Victimizing more black girls.
It's always easy to do the wrong thing, which is often doing nothing at all, a.k.a. "don't snitch". Doing the right thing is always hard, but it doesn't make it any less necessary. Otherwise, the cost of doing nothing is choosing to continue to victimize ourselves...and like the "Ouroboros" snake eating its own tail, the cycle will be endless. That slap wasn't just to a comedian on stage, it was to all of us as a people, and we need to stop slapping ourselves, ignoring it, and calling it "love". That is essentially mass-scale self-abuse.
Many will strawman this as "respectability" or "seeking white acceptance" or whatever, and call me a "Tom" or a traitor. That is flat-out wrong to me, and though it might offend me, I won't slap those people for it, and I've been called worse. I want black people to be better to ourselves, FOR ourselves, not for anybody else. I love black people, but true love also involves honest criticism and accountability, just like criticizing America doesn't mean you hate it. To borrow the song of another famous black man with a troubled past, we need to start with the "Man in the Mirror" to make a change. Yes, systemic racism is real, historical disadvantages are real, and they must be called out and eliminated, so we have less "ghettos" and "hoods" and have better schools & neighborhoods and more homeownership & business ownership to build generational wealth and give our present and future people a better chance--but none of that eliminates our own agency as individuals, right here and right now, as you're reading this. We have the free will (ha) to make better choices, whenever and wherever possible. Physical slavery ended in 1865, but as Bob Marley said, we must emancipate ourselves from mental slavery. We can only do that by freeing ourselves from a racist tribal "us vs. them" mentality, and hold ourselves accountable to do better, and also hold accountable those who don't.
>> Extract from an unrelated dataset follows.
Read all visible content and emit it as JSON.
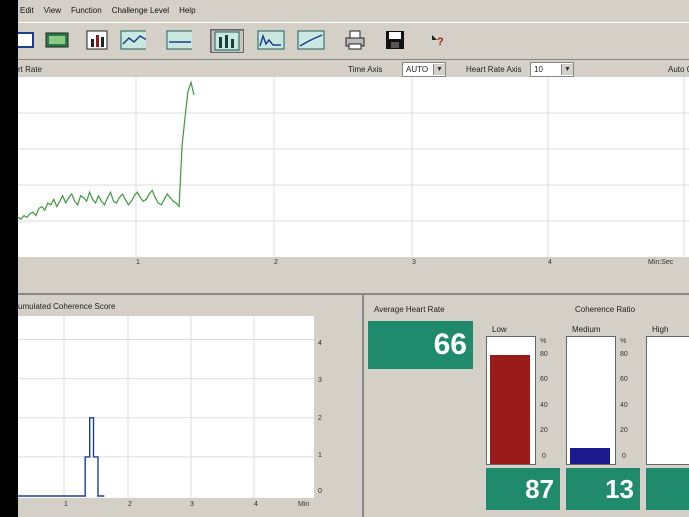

Otherwise, we as black people are no better than white supremacy and white tribalism, and you cannot get mad that people like the Trumps get away with literally everything, either. And we will all slowly be on the road to hell as a society.
Beyond just black people, I think we as a society need to be less tribal, and free ourselves from tribal, binary, absolutist thinking. The tribalism and zero-sum, binary mentality that this late-stage-capitalist Darwinist shithole we call "America" has put upon too many people is saddening to me and makes me fear for the future now more than ever. We can call out systemic racism while also preaching for accountability for ourselves; we can "protect black women" (peacefully and in true self-defense only), while still calling out male abuse, and not endorse toxic masculinity to "Take it like a man" or get violent over words. None of these things are mutually exclusive, and arguing for one does not diminish or distract from the other. On the contrary, willfully ignoring one exclusively for the other just makes for rank hypocrisy, and like Ouroboros again, the cycle of conflict will continue.
If you made it this far, thank you for reading. If you disagree, please don't slap me.